Greystone announced that it has entered into a commercial property secured loan commitment (CLO) of $ 450 million, backed solely by bridging loans for healthcare projects.

It’s the largest healthcare CLO ever recorded as Greystone surpassed its own $ 300 million mark set in 2018.

The CLO’s assets consist of qualified nursing, assisted living, memory maintenance and facilities for independent living, with SNFs accounting for the majority of the portfolio with 51.9%.

“Despite a slowdown in the market over the past two months, this latest CRE CLO has performed well and has met strong demand from investors who recognize the power of real estate to support the healthcare and senior housing sectors,” said Ross Gusler, Senior Vice President of Corporate Finance and capital markets at Greystone, says the press release.

Symphony acquires Palos Park SNSF

Symphony Care Network announced last month that it had acquired Holy Family Villa, a 129-bed skilled nursing rehabilitation facility in the Chicago suburb of Palos Park.

Under the name Symphony Palos Park, Symphony acquired the SNSF after a six-month search from the Catholic Charities of the Archdiocese of Chicago.

“We are honored that the Holy Family Villa Board of Directors and Catholic Charities believed Symphony was best positioned to take on the next generation to run the property and we are committed to its values, traditions and culture of Holy Family Villa in the interest of our newest residents, employees and their families, ”said Michael Munter, CEO of Symphony Care Network.

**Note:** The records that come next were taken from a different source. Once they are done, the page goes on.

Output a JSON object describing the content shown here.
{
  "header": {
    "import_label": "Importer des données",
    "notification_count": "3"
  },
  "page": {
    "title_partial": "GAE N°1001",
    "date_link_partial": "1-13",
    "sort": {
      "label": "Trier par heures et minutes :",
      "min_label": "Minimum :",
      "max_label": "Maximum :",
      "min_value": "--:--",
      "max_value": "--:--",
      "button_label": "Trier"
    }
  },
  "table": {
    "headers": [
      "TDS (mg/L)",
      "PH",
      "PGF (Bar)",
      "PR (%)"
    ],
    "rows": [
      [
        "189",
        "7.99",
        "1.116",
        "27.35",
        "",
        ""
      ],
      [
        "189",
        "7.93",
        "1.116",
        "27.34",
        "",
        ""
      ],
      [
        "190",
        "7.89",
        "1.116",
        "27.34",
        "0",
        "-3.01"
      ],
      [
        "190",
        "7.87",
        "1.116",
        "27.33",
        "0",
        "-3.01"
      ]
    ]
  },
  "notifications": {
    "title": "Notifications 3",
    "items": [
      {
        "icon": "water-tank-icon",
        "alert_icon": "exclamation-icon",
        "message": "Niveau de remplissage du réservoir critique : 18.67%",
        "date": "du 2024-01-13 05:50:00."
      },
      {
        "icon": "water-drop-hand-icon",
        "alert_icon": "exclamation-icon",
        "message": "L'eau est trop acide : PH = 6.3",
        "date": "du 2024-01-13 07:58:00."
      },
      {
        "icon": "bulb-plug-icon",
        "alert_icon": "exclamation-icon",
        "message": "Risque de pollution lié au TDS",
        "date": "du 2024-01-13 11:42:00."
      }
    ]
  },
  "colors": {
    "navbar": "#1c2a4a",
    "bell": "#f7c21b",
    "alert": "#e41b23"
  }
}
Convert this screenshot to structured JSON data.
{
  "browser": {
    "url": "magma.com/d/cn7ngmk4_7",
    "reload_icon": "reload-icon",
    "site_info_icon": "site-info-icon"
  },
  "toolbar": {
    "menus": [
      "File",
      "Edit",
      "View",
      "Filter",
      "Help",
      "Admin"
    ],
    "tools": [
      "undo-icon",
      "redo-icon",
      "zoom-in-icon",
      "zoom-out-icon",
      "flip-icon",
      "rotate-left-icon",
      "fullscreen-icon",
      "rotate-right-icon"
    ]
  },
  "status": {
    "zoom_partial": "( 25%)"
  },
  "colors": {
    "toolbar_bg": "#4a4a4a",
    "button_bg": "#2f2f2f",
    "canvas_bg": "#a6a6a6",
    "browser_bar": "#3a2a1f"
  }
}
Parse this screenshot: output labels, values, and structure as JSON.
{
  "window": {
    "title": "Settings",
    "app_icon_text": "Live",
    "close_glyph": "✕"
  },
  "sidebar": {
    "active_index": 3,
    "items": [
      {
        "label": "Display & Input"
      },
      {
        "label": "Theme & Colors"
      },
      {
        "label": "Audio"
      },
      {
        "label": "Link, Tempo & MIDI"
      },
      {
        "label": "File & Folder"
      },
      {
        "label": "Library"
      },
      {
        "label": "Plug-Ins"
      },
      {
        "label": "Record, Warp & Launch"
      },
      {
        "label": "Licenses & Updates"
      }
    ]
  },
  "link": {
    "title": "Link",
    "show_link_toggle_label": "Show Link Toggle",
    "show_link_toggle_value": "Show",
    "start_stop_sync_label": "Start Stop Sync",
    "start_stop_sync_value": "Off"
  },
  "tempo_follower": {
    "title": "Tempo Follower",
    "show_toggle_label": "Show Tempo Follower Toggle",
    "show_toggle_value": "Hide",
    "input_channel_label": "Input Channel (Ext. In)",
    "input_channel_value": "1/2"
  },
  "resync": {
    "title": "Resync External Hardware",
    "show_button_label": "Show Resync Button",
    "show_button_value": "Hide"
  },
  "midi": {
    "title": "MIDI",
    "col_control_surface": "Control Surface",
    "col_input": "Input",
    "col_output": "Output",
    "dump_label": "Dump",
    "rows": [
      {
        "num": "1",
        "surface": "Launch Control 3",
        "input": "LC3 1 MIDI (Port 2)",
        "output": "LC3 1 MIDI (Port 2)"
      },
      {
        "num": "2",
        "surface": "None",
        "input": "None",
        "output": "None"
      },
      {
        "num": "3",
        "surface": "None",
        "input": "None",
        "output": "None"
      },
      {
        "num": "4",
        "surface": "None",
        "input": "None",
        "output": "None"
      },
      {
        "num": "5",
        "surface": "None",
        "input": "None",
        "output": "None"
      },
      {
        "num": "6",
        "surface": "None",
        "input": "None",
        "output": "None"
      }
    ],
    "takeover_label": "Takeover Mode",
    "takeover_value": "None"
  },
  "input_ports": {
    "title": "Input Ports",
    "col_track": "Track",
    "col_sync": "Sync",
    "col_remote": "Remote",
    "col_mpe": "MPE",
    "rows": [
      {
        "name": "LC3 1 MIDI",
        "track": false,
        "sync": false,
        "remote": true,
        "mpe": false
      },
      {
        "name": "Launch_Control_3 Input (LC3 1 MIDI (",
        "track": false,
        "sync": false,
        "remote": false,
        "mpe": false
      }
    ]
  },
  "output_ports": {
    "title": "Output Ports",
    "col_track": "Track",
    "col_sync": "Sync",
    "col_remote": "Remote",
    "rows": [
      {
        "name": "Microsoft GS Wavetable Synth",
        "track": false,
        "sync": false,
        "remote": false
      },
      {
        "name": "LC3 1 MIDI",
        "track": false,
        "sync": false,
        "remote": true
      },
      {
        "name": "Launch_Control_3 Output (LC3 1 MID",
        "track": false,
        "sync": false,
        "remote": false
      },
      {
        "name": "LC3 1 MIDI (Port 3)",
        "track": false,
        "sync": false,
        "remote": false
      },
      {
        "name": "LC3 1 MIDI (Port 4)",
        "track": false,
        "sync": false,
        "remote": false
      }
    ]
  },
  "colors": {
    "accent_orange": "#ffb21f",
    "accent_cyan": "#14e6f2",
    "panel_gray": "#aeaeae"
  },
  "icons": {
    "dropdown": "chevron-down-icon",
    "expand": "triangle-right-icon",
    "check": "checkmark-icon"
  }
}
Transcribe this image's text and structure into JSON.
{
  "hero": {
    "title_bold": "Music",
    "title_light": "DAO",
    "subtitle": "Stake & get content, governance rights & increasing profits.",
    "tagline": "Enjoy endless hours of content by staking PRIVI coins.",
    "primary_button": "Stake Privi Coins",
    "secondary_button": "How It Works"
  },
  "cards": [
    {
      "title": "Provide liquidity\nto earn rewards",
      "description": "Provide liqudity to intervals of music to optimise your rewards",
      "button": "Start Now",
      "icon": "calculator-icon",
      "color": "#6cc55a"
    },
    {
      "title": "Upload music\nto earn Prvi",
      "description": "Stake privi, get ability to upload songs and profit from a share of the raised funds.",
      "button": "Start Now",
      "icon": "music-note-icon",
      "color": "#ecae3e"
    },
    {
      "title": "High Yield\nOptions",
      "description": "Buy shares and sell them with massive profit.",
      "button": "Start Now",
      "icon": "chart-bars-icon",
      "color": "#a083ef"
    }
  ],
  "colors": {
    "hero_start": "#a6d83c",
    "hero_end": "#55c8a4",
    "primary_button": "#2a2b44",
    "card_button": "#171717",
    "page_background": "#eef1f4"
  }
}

Evans Senior Investments (ESI) originally announced the sale of the nonprofit mission company, which was operating at a loss at the time of marketing, along with the Bishop Lyne Residence, an 18-unit independent housing unit.

Carnegie Capital provides $ 6.5 million acquisition loans for 3 SNFs in Texas

Texas-based Carnegie Capital announced the purchase of three qualified care facilities in north central Texas with a total of 258 beds.

The closing was the result of Carnegie’s joint venture with ESI that used an acquisition loan of $ 6.5 million.

The sale accounted for 85% of the total purchase price. All three facilities are enrolled in the state quality awards program.

JD Stettin, Managing Partner at Carnegie Capital, arranged the transaction.

HJ Sims helps the care community

HJ Sims has completed a $ 8.781 million taxable notice on behalf of Clark Lindsey Village, a not-for-profit life plan community in Urbana, Illinois.

The community comprises 105 beds for qualified care.

Sims acted as structuring agency for taxable bridge financing via a drawing banknote with a taxable interest rate of 2.15% for a term of 24 months. The note is secured in cash and can be refinanced at a later date through tax-free debts.

Ziegler receives $ 39.435 million in funding

Specialty investment bank Ziegler has signed Series 2021 bonds worth $ 39,435,000 for Simpson, a nonprofit group that owns three Pennsylvania retirement communities.

The municipalities operate a total of 609 units, including 482 independent housing units, 56 personal care units, 118 assisted living units and 178 qualified care units.

Proceeds from the 2021 Series Bonds will be used to refinance Simpsons’ outstanding 2015B Series Bonds, fund various capital expenditures, fund a swap call related to the 2015B Series Bonds, make a deposit in a Master Debt Service Reserve Fund finance and pay eligible issuance costs in connection with the financing.